An eye infection of some kind will affect almost everyone at some point in their lives. Ranging from short-term conditions, such as conjunctivitis, to long-term (or chronic) conditions like blepharitis.
Causes of Eye Infections
Infections occur when harmful organisms such as bacteria and viruses get into a part of the eye. They can infect one or both eyes, and can affect people of all ages.
Eye Infection Symptoms
Although the causes of infection are different, eye infection symptoms are often similar. Depending on the actual problem, you’ll probably start to notice one or more of the following symptoms when an infection presents itself:
- The whites of your eye become inflamed or pink
- Pain or soreness
- Eye itchiness
- Increased sensitivity to light
- Watery eyes or a watery/sticky discharge coming from the eye
- Blurred or disturbed vision
If you observe any of these symptoms, consult with your optometrist, pharmacist or GP. They will be able to determine the cause of the infection and decide on a suitable treatment.
Types of Eye Infections
There are many different types of eye infections, each with different causes and requiring different treatments. Bacterial, viral and fungal infections are the most common, occurring in people of all ages. They can invade any part of the eye, including the cornea – the clear front surface, and the conjunctiva – the thin, moist membrane that lines the white of the eye and inner eyelid.
Eye Infection Treatment Options
If you suspect you have an eye infection, consult with an eye care professional as soon as you can. Luckily most eye infection treatments are relatively simple, however different eye infections require different treatments, so getting an accurate diagnosis from a qualified eye care practitioner, pharmacist or doctor is important. Some common infections often won’t require treatments such as antibiotics, however eye drops and ointments can help to speed up the healing process and calm eye irritation. Severe eye infections such as those caused by bacteria and viruses will usually require a strong antibiotic or antiviral eye drops to help ease inflammation and pain.

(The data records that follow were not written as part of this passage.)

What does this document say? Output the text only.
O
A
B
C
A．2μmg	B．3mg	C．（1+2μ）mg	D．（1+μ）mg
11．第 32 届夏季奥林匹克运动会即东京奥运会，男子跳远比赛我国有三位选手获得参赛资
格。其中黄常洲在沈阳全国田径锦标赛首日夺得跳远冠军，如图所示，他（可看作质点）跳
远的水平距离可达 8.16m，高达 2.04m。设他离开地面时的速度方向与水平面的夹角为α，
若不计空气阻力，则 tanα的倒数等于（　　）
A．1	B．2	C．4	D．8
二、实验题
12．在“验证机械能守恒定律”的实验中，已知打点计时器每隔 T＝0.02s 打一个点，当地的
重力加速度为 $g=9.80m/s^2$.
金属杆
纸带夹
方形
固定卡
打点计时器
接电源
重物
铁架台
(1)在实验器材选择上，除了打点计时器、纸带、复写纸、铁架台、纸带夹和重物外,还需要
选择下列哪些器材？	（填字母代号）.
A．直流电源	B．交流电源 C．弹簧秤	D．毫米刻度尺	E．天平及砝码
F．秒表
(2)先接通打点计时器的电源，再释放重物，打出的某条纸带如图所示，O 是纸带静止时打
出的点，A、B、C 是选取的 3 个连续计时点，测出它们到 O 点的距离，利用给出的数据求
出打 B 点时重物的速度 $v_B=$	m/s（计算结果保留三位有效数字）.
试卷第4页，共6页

Can eye infections be prevented?
The risk of developing an eye infection can be reduced by observing good hygiene, and if you are a contact lens wearer, by taking care to follow the advice your eye care practitioner has given you. There are also steps you can take to help stop eye infections from spreading. Washing your hands if you’re suffering from an eye infection is the easiest way to prevent the germs from spreading. You should also avoid sharing pillows, cloths and towels until the infection has cleared up.
If you are unsure or have concerns about your eyes, always seek advice from your regular optometrist.